— Ну да, поэтому тебя твой и бросил, что ты не могла ему доставить удовольствие? — очень неприятно огрызнулась Ирина, пытаясь ткнуть меня лицом в собственную неудачную личную жизнь.
— Да, я не люблю причинять боль, уж какая есть. Не садистка, если ты об этом. А Игорьку желаю найти того, с кем ему будет действительно хорошо. — Равнодушно откликнулась я на выпад. Интересно какая вожжа попала Иринке? Сама на себя в последнее время не похожа.
— Так что там у тебя в пакете? — Я с любопытством потянулась к заманчивому свертку, но его перехватили буквально из-под носа.
— Да так, продукты домой несу.
— Чаю? — От чая подруга не стала отказываться, и еще с час мы трепались в основном о работе и о моих якобы косяках. Иринка советовала не унывать и быть внимательнее. То, что я реально не допускала ошибок, она почему-то не верила:
— Ты ж по специальности и не работала, так что я не исключаю такую возможность. Все поначалу косячат, пока освоятся.
То, что я работала по специальности удаленно и работаю до сих пор, я Иринке как-то не говорила, не приходилось. Но в резюме указывала, получается, она его не видела.
От того, что один из самых близких людей в меня не верит, стало обидно.
Через час Иринка засобиралась домой, обещая еще на днях заскочить и напоминая о вечеринке через неделю.
Я еще добрых десять минут заверяла ее, что точно буду и, наконец, закрыв за настойчивой подругой дверь, растеклась лужицей по дивану и отдалась на милость очередному выпуску какой-то мистической фигни. Думать не хотелось, но ощущение того, что я что-то упускаю и одновременно того, что из меня высосали все соки, не покидало.
На следующий день я объявила соседу бойкот и не стала заходить. После работы опять пошла в парк, где ела мороженое и медитировала на искусственный пруд с утками.
И через день.
На третьи сутки с начала бойкота я возвращалась в квартиру сразу после работы а на площадке — сюрприз.
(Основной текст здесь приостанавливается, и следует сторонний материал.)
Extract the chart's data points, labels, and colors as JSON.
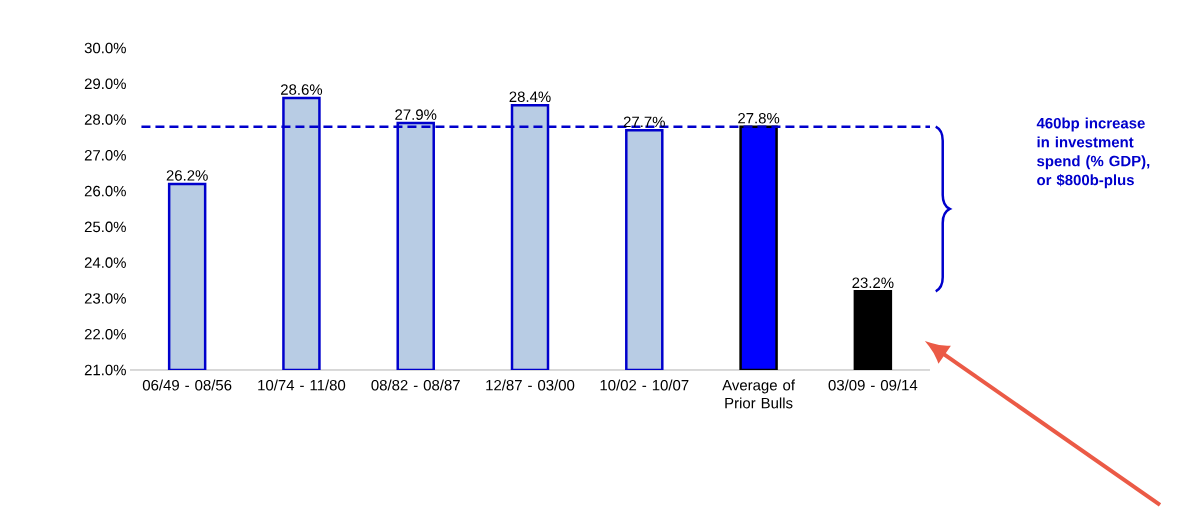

Сосед собственной персоной сидит и курит, смотрит своими раскосыми глазищами, как поднимаюсь, прохожу мимо, едва кивнув, вожусь с ключами. Игра в молчанку и напряженный взгляд в спину заставляет воздух звенеть от напряжения, как и мои нервы.
Когда дверь закрывается, прислоняюсь к ней спиной, с облегчением выдыхая. И чего выперся, спрашивается? Пожрать уж сам точно себе в состоянии приготовить, а за полторы недели, авось, не засрется по уши.
Держи себя в руках, тряпка, они все уходят, а ты остаешься. И только тебе самой решать, будешь оставаться с достоинством или с ненавистью и отвращением к самой себе.
Так и повелось. Прихожу — меня встречают, дымя на весь подъезд и также молча провожают взглядом, пока не скроюсь в своем убежище.
В пятницу, ту самую, на которую была назначена вечеринка, где-то через пол часа после моего возвращения домой с работы раздалось треньканье дверного звонка.
В это время я судорожно собиралась, костеря так не вовремя пришедшего в гости. Иринка что ли уже пришла?
Но на площадке никого не оказалось, а вот у порога, на коврике лежали знакомого цвета георгины и коробка шоколадных конфет.
Смеяться, плакать? Почему почти через месяц молчания опять знаки внимания, что изменилось?
— Глеб… — Сердце стучало, вырываясь из грудной клетки, дурацкая улыбка на все лицо. Запоздало дернулась к лестнице, но там никого не было. Взяла сюрприз и только теперь рассмотрела что именно за конфеты — моя любимая вишня в коньяке. Как узнал? Я их себе могла позволить очень редко.
Как в трансе, вошла в квартиру держа в руках свое сокровище, машинально сняла обертку с коробки и, вытащив одну конфетку, развернула.
По языку растекся вкус сладости и горечи. Эти конфеты, как и Глеб, как и Саша, и наверное, как тот волосатый-писклявый. Сладкие, как шоколад, и одновременно, как и он — с горчинкой, и с долькой хмеля, от которого слабнут ноги и нарастает дурман в голове.
Следом за первой конфеткой пошла вторая и третья.
Туман в голове все нарастал, я уже никуда и не собиралась. Сидела и смотрела в одну точку и так мне было хорошо, пока не стало учащаться дыхание и сердцебиение. А между ног не разлилась неимоверная тяжесть. Желание нарастало постепенно. Сначала оно ощущалось, как легкое недомогание, терпимое, от него можно было отмахнуться и переключиться на более важные задачи.
Затем к желанию добавилось жжение, хотелось поерзать, что я и сделала. Но получилось только хуже. Жжение разрасталось и достигло таких масштабов, что все мысли свелись только к одной — трахаться.
В голове пульсировало, все предметы плыли, как в тумане.